その顔はなんだか少し怒っているように見えて僕は気まずくて顔を逸らした。
「雪。こっち見ろよ。」
九条くんが僕のほっぺたを掴んで無理やり九条くんの方に顔を向かせる。
「んむ。なん、」
「手紙読んだ。雪が俺から離れていこうとするのがムカついて態度が悪くなってた。悪い。」
「あ、えっと僕もごめんなさい。言い方とか良くなかったかもしれない」
手紙には、
『色々迷惑かけてごめんなさい。気にかけてくれてありがとうございました。僕は九条くんと関わる機会なんてないような人だったけど優しくしてくれて嬉しかったです。』
と書いていた。
「俺は雪といて心地よかったから仲良くしたいって思ってたのに雪が離れてこうとするから嫌だった。」
「僕も九条くんといて楽しかったよ。」
「じゃあなんで避けようとしたの。」
「だって僕が人気者の九条くんといたらみんな嫌がると思うから。」
きっと九条くんのことを待ってる人達は沢山いるから、なんであいつがって思われる。
僕は人の視線とか注目されるのとかとても苦手でそういうのに人一倍敏感になっていた。
「そんなの関係ないよ。俺がゆきといたいからいるんだ。雪は違うのか?」
「あ、えっと、九条くんといれるなんておこがまし」
「おこがましいって何。いたいかいたくないか聞いてるんだけど。」
「っ、いたいです、、、。」
なんだか今日の九条くんはすこしこわい。
「雪が人目をすごく気にするとか大人しいとかわかったけど、俺といちゃいけないって思考になるのはわかんないな。雪のこと気に入ってるから仲良くしたいってのは変なことなのか。」
「変じゃない、でもなんで僕なんか、」
「雪は俺の事外面だけで判断しないとことか、何でかわかんないけど一緒にいて楽って思うし。雪のこと好きだよ。」
「え。」
好き?僕のこと好きって言った?
言われたことが上手く処理できなくで混乱していると、
「だから雪と仲良くしたいんだけど。」
あ、友達としてって意味なのか。

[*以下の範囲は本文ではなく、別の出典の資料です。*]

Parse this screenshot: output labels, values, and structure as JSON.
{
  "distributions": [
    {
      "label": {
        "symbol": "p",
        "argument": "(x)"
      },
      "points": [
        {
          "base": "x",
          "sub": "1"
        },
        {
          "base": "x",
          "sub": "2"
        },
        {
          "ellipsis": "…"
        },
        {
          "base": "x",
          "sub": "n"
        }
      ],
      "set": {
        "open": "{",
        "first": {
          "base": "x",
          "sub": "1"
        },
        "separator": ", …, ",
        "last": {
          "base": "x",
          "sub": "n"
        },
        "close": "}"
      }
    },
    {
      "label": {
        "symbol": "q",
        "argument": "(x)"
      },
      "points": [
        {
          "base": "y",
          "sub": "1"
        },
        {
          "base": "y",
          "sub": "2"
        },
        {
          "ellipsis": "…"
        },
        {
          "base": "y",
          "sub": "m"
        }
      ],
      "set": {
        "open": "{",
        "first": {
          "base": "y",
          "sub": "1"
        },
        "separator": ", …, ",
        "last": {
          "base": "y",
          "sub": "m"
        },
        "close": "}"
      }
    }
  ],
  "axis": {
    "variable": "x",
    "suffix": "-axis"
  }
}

違う方のすきかと勝手に思っちゃって恥ずかしい。
「僕も九条くんと仲良くしたい、よ?」
「そっか。良かった。でも雪はもっと自己肯定感高くしないとな。」
九条くんは機嫌が良くなったように見えて、僕は勘違いしてしまったのが死ぬほど恥ずかしくて消えたくなった。

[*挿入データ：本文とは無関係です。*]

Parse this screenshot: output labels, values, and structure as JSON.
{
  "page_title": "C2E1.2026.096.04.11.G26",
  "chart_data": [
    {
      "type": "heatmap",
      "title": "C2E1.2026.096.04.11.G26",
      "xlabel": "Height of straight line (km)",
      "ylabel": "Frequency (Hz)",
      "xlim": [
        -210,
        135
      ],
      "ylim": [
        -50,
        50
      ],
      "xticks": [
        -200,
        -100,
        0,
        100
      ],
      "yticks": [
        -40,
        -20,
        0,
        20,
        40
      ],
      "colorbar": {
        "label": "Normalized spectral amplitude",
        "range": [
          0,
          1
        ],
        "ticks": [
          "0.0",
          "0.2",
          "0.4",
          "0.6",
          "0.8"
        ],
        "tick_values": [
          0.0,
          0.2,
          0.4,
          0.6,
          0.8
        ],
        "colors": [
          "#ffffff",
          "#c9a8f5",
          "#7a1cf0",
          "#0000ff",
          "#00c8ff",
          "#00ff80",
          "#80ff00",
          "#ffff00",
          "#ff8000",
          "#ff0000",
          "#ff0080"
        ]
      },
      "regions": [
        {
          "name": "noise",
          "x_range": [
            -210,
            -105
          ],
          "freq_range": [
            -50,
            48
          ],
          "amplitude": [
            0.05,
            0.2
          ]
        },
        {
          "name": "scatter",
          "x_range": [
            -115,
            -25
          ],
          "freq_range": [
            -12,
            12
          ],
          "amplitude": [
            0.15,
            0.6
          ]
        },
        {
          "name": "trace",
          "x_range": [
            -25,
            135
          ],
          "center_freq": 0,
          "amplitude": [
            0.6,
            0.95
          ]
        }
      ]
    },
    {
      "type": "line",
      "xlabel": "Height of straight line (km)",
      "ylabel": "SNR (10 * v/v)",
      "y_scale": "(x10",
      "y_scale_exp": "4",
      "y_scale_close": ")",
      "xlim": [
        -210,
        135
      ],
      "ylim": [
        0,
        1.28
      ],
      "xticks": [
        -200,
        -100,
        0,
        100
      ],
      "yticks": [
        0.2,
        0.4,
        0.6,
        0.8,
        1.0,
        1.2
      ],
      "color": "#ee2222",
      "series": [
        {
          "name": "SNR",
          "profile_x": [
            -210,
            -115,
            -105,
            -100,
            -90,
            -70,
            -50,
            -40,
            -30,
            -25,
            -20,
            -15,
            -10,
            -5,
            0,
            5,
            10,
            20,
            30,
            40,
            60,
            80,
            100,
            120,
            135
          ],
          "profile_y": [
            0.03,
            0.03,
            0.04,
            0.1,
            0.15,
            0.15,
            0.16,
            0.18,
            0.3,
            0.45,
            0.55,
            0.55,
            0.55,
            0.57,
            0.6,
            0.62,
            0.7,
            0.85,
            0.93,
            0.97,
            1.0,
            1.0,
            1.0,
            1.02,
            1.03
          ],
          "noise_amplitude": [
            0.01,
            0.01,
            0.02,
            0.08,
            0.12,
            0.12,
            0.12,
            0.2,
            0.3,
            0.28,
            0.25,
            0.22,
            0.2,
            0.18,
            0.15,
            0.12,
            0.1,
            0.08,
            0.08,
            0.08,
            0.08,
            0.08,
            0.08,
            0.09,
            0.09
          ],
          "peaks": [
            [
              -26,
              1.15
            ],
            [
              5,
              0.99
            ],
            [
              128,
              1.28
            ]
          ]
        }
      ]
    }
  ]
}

そうだよね、僕は男の子が好きだけど九条くんは違うし僕が九条くんが好きかもなんてバレたらホントのホントに嫌われるかも。
絶対に隠し通そうと決めた。
「雪?さっきからなんか変な顔してるけど大丈夫か?」
色々考えてたから九条くんに不思議におもわれた。
「わ。大丈夫。」
「そうか。じゃあ帰ろう。送る。」
「送ってくれなくても大丈夫だよ?僕女の子じゃないし」
「男とか女とか関係あんの。いいから帰るぞ。ゆきと帰りたいんだから。」
そう言って僕の手を掴んで引っ張りながら歩き出した。
どうしよう。
そんなこと言われたらどんどん好きになっちゃうよ。